News

Kepemimpinan Silih Berganti, Tak Bawa Kemajuan PPP sebagai Partai Tua

Partai Persatuan Pembangunan (PPP) memasuki usia setengah abad pada hari ini. Selama 50 tahun ini, telah sebanyak delapan kali mengalami pergantian ketua umum. Pengamat politik dari Universitas Nasional (Unas) Jakarta, Tb. Massa Djafar mencermati kepemimpinan PPP yang sudah banyak silih berganti, tidak membawa pengaruh signifikan kepada kemajuan partai.

Menurut Tb. Massa Djafar, para pemimpin PPP tidak saja gagal mempertahankan PPP sebagai representasi aspiiasi umat Islam, tapi juga kehilangan orientasi. “Di mana para elite PPP lebih berorientasi pada kepetingan pribadi ketimbang kepentingan  partai,” katanya kepada Inilah.com di Jakarta, Rabu (5/1/2023).

“Para elite PPP telah menggantungkan dirinya kepada penguasa. “Tidak berjarak, tidak bersikap kritis dan tak konsistensi dalam  memperjuangkan dan berpihak kepada aspirasi umat. Saat pilpres misalnya, pilihan politik elite politik PPP berseberangan dengan aspirasi politik konstituennya,” jelas Ketua Program Pasca Sarjana, Program Studi Ilmu Politik Unas ini.

Oleh karenanya, Tb. Massa Djafar menegaskan bahwa tali-temali faktor internal dan eksternal menyebabkan konflik internal elite PPP sukar menemui jalan penyelesaian.

“Terjebak pada konflik berkepanjangan yang cukup menguras energi ketimbang melakukan transformasi partai, melakukan berbagai terobosan dalam menjawab tantangan,” ungkapnya.

Ia memandang setengah perjalanan PPP sebagai partai kritis terhadap penguasa semakin redup dan mengalami disorientasi.  Akhirnya perjalanan setengah abad PPP, diwarnai kegagalan elite PPP membawa perubahan baik internal maupun eksternal partai. “Berimplikasi kepada massa PPP, mereka mengalami keterasingan terhadap partainya, sebagian pindah ke partai lain,” tutur Tb.
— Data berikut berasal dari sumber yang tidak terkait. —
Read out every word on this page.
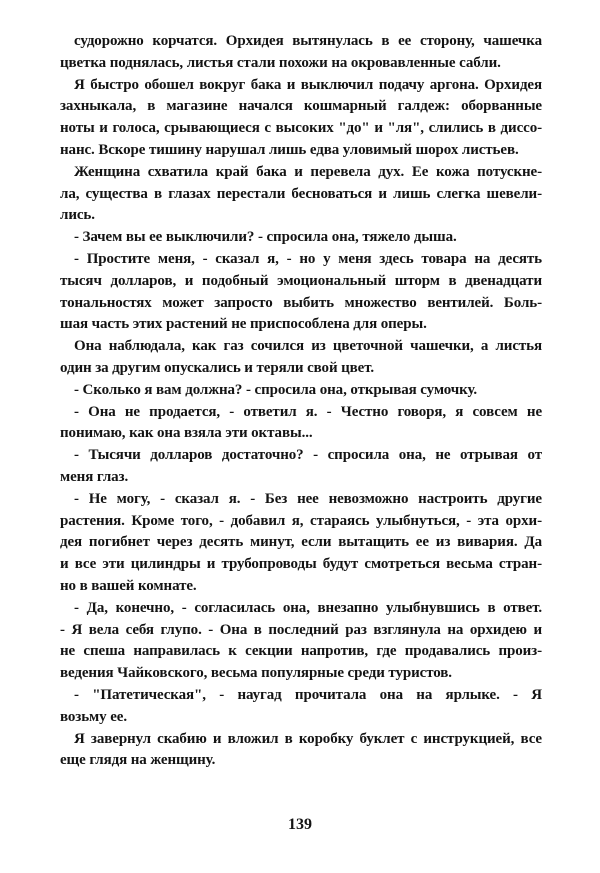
судорожно корчатся. Орхидея вытянулась в ее сторону, чашечка
цветка поднялась, листья стали похожи на окровавленные сабли.
Я быстро обошел вокруг бака и выключил подачу аргона. Орхидея
захныкала, в магазине начался кошмарный галдеж: оборванные
ноты и голоса, срывающиеся с высоких "до" и "ля", слились в диссо-
нанс. Вскоре тишину нарушал лишь едва уловимый шорох листьев.
Женщина схватила край бака и перевела дух. Ее кожа потускне-
ла, существа в глазах перестали бесноваться и лишь слегка шевели-
лись.
- Зачем вы ее выключили? - спросила она, тяжело дыша.
- Простите меня, - сказал я, - но у меня здесь товара на десять
тысяч долларов, и подобный эмоциональный шторм в двенадцати
тональностях может запросто выбить множество вентилей. Боль-
шая часть этих растений не приспособлена для оперы.
Она наблюдала, как газ сочился из цветочной чашечки, а листья
один за другим опускались и теряли свой цвет.
- Сколько я вам должна? - спросила она, открывая сумочку.
- Она не продается, - ответил я. - Честно говоря, я совсем не
понимаю, как она взяла эти октавы...
- Тысячи долларов достаточно? - спросила она, не отрывая от
меня глаз.
- Не могу, - сказал я. - Без нее невозможно настроить другие
растения. Кроме того, - добавил я, стараясь улыбнуться, - эта орхи-
дея погибнет через десять минут, если вытащить ее из вивария. Да
и все эти цилиндры и трубопроводы будут смотреться весьма стран-
но в вашей комнате.
- Да, конечно, - согласилась она, внезапно улыбнувшись в ответ.
- Я вела себя глупо. - Она в последний раз взглянула на орхидею и
не спеша направилась к секции напротив, где продавались произ-
ведения Чайковского, весьма популярные среди туристов.
- "Патетическая", - наугад прочитала она на ярлыке. - Я
возьму ее.
Я завернул скабию и вложил в коробку буклет с инструкцией, все
еще глядя на женщину.
139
Massa Djafar.

Sementara itu, di sisi lain, pengamat politik dari Universitas Indonesia (UI) Mulyadi kepada Inilah.com di Jakarta, Selasa (3/1/2023), menyoroti kembalinya mantan Ketua Umum PPP Muhammad Romahurmuziy atau Romy ke jajaran pengurus elite PPP sebagai Ketua Majelis Pertimbangan DPP PPP setelah keluar dari penjara dalam kasus korupsi.

Mulyadi mengatakan hal yang sulit dihindari dari kembalinya Romy duduk di jajaran elite partai adalah implikasinya pada beberapa aspek, tiga di antaranya paling utama, yakni pertama, di internal partai terbukanya ruang konsolidasi bagi dua elite inti kubu Romy, yakni elite penghubung dan elite antara  yang akan berjuang untuk tinggal kelas dan naik kelas dengan cara menyingkirkan elite partai saingannya.
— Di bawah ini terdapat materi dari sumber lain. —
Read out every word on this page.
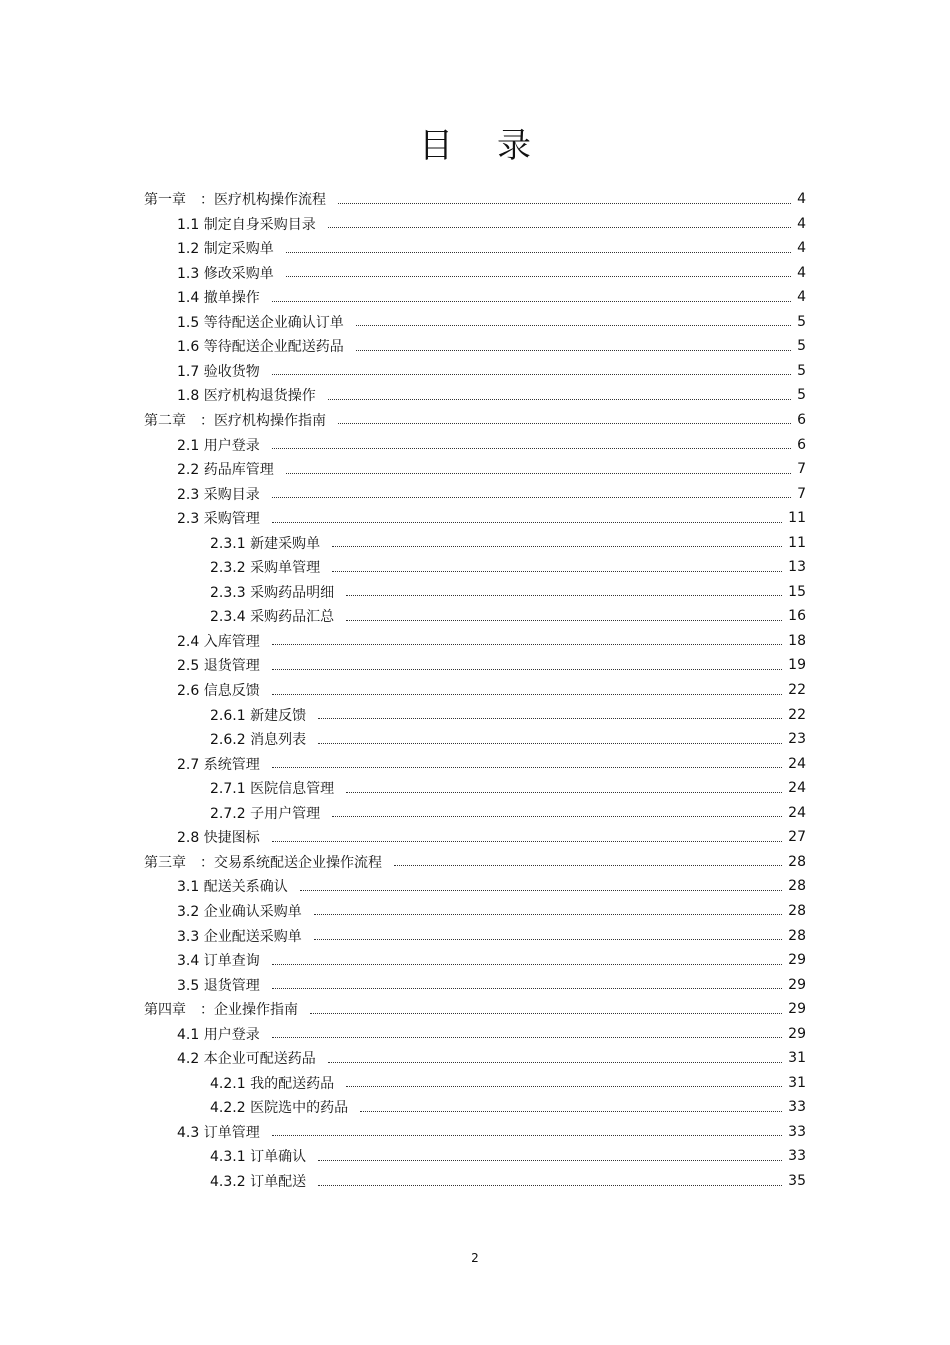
目 录
第一章　：医疗机构操作流程	4
1.1 制定自身采购目录	4
1.2 制定采购单	4
1.3 修改采购单	4
1.4 撤单操作	4
1.5 等待配送企业确认订单	5
1.6 等待配送企业配送药品	5
1.7 验收货物	5
1.8 医疗机构退货操作	5
第二章　：医疗机构操作指南	6
2.1 用户登录	6
2.2 药品库管理	7
2.3 采购目录	7
2.3 采购管理	11
2.3.1 新建采购单	11
2.3.2 采购单管理	13
2.3.3 采购药品明细	15
2.3.4 采购药品汇总	16
2.4 入库管理	18
2.5 退货管理	19
2.6 信息反馈	22
2.6.1 新建反馈	22
2.6.2 消息列表	23
2.7 系统管理	24
2.7.1 医院信息管理	24
2.7.2 子用户管理	24
2.8 快捷图标	27
第三章　：交易系统配送企业操作流程	28
3.1 配送关系确认	28
3.2 企业确认采购单	28
3.3 企业配送采购单	28
3.4 订单查询	29
3.5 退货管理	29
第四章　：企业操作指南	29
4.1 用户登录	29
4.2 本企业可配送药品	31
4.2.1 我的配送药品	31
4.2.2 医院选中的药品	33
4.3 订单管理	33
4.3.1 订单确认	33
4.3.2 订单配送	35
2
Kedua, sambung Mulyadi, terbukanya ruang bagi konflik internal partai akibat resistensi dan tersingkirnya atau hilangnya posisi saingan kubu Romy. Konflik internal ini suka atau tidak suka akan berimplikasi pada aspek ketiga, yakni melemahnya semangat elite partai dalam pencarian dukungan dari pemilih yang berarti pula suara partai akan mengalami penurunan atau setidaknya perolehan suara partai tidak mengalami perubahan signifikan.

“Jika demikian implikasinya maka harusnya kebijakan partai adalah menunda dulu mengangkat Romy untuk duduk pada posisi strategis yang berpotensi,” tutur Mulyadi.